Lila had a sneaking suspicion that her tendency to come completely undone at a moment’s notice was the f
acet of her personality that Dr. Brandt enjoyed most.
“Two,” she continued. “I’ve gone against this university, on more than one occasion, to advocate for victims of sexual assault on campus. I was told to ignore these victims. Three, The Washington Post recently knocked on my classroom door asking for an interview about the lack of resources for abuse victims on campus. I haven’t taken that interview, but I haven’t turned it down either.”
The moment those words left her mouth, Dr. Brandt gave her the tiniest nod, noticeable only to her, and winked.

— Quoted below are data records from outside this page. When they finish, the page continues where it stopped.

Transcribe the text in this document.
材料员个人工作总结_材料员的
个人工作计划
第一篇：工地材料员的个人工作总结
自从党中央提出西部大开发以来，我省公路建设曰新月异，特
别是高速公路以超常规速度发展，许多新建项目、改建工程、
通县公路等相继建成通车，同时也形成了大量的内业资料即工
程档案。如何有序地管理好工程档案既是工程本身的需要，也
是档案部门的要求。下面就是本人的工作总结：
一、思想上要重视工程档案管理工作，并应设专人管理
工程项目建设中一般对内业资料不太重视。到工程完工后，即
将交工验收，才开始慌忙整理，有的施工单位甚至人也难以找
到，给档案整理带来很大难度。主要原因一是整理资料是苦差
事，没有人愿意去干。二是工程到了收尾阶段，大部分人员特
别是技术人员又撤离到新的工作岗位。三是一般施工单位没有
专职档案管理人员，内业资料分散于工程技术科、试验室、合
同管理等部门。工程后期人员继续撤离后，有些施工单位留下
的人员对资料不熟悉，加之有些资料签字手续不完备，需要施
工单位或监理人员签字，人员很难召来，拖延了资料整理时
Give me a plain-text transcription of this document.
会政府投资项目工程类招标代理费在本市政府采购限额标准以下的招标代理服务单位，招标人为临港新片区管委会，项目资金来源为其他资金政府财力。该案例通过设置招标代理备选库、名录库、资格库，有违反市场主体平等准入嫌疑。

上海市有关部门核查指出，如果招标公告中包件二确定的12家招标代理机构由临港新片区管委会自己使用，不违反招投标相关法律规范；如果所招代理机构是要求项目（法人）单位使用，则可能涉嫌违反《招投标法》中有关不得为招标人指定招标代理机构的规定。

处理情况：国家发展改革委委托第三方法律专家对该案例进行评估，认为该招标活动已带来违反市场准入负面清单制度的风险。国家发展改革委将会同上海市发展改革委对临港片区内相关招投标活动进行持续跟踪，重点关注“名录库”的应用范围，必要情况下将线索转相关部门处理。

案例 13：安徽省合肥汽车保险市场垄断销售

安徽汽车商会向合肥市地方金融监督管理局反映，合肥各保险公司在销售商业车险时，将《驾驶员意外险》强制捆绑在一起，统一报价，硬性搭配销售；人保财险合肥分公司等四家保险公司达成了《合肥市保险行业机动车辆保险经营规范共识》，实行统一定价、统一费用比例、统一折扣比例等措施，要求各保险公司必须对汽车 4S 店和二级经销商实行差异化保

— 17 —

Lila sat taller and moved her eyes to Kelly. “And, finally, four.” She held up four fingers. “I’m pretty much the most screwed up human being you will ever meet in your life. That I will never refute. But I know my work. Even more than that, I know my passion. I have a passion for helping students who are lost, and this university is severely lacking in that regard. As long as I’m employed here, I will never stand idly by and allow that to continue. I will make as much noise as humanly possible, and I will never, ever apologize for it. Never. So those are a few things about me. Anything else you need to know, well, it’s right there in my file. I’m sure you all have a copy of it.” She breathed deep. “Oh, and I was also arrested before the start of the semester. Drunk and disorderly misconduct. So… Not sure if that’s in my files…” She motioned to the files, letting her voice fade off.
A silence passed, but Lila noticed that all five committee members had straightened up. They no longer looked grim, or judgmental, or even remotely bored. They’d been waiting for her to spout some bullet-point list of all her wonderful attributes and accomplishments. What they’d gotten instead had struck them speechless.
Not surprisingly, Kelly was the first to find words to speak. “And why in the world would we grant you this promotion, knowing you’ve got an interview pending with The Washington Post? An interview that is sure to paint the university in a terrible light?”
Lila smirked. “I’m sorry, I should have made myself clearer.” Her eyes traveled the table. “Unless the ball starts rolling on the one thing I’ve ever asked for from this university--a real, tangible resource for students to come and talk about their hurt, and their pain, without being put on a three-week waiting list, I don’t give a damn about this promotion.”